The bracketing narration invites us to deplore these young paragons of depravity, and they're a dubious lot, to be sure. The Italian protagonist seems the most sympathetic of the group, since he's simply desperate for opportunity, while the English would-be poet (Peter Reynolds) is an absolute creep, and the French kids are almost stereotypically indifferent to the enormity of their scheme. Theirs is a banal evil, while the Englishman is a pretentious psycho and the Italian comes closer to noir. Yet the common thread linking their stories isn't necessarily youth itself -- Reynolds hardly comes across as a juvenile -- but the cluelessness of the older generation. Each of the troubled protagonists lives with his parents or with other elders -- the Englishman lives with a grandmother. None of them (including Hollywood arch-heel Eduardo Ciannelli as the Italian father) has any inkling of the evil the younger folks are up to. When the Italian boy is out late at night, Ciannelli assumes he's with a girlfriend, for instance. This disconnect separating the generations seems like a likelier theme for the director eventually identified with representing alienation on screen, but a growing global indifference to life isn't really outside his zone of presumed interest, either.
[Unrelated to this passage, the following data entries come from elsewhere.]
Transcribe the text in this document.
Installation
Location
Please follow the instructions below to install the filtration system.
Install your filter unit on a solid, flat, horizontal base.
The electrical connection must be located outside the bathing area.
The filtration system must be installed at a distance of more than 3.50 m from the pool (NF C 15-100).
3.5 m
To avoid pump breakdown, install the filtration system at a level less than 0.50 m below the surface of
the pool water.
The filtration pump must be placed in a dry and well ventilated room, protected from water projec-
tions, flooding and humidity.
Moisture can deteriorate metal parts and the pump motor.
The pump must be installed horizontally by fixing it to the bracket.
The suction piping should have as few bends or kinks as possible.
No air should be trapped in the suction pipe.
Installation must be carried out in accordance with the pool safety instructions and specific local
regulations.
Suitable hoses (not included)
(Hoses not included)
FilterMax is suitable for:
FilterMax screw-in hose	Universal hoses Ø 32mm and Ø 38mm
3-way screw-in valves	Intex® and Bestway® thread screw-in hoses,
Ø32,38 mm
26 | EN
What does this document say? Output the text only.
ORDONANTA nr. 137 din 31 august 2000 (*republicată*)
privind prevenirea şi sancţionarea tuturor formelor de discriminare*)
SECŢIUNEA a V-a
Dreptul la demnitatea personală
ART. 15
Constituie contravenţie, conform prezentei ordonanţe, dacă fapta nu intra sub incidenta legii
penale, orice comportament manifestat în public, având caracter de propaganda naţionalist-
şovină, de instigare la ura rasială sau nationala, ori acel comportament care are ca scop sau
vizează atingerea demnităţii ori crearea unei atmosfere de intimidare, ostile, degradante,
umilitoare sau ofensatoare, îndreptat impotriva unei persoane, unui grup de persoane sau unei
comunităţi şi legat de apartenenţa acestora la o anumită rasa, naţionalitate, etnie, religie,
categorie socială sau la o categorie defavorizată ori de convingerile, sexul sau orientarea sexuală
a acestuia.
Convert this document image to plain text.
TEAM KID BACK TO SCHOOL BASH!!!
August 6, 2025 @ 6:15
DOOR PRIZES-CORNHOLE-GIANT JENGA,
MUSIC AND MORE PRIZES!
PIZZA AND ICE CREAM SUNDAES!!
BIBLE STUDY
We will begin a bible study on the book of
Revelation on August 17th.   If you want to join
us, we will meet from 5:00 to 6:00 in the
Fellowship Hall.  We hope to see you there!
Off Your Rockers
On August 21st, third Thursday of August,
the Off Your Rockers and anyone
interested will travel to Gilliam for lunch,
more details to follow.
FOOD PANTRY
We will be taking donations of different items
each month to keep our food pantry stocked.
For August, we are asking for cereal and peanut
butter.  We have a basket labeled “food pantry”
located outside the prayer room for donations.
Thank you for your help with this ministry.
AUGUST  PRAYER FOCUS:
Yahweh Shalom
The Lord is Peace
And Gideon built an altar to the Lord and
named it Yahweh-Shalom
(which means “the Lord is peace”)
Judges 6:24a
In many ways, Vinti looks and feels like a characteristic work in the manner the world only really discovered years later with L'avventura.
Antonioni is a master of spatial relationships between actors and landscapes. His films have a sense of immensity, not just because of his love for architecture -- buildings loom large in his films to both dramatic and satiric effect -- but because of the way he stages action. A typical scene in any episode of I Vinti will have characters advance from a distance into the foreground, where they are tracked as the continue moving until they walk or run off toward the horizon, growing ever smaller as the camera stands still, letting the dwindling figures measure the vastness of the location. Vinti is the earliest Antonioni film I've seen, and it seems as if by then the 40 year old director had his style fully in place. He closes the English episode with one of his signature shots, panning from a reporter talking in a telephone booth to a sparse landscape in a manner often taken to represent spiritual emptiness in our modern environment -- something I Vinti is designed to portray.
Juvenile delinquency may seem like a banal subject for the likes of Antonioni, but if we call it anomie then we're in business. Whether you agree with the narrator's judgments or not, the director films a compelling composite portrait of a world where something's definitely going wrong.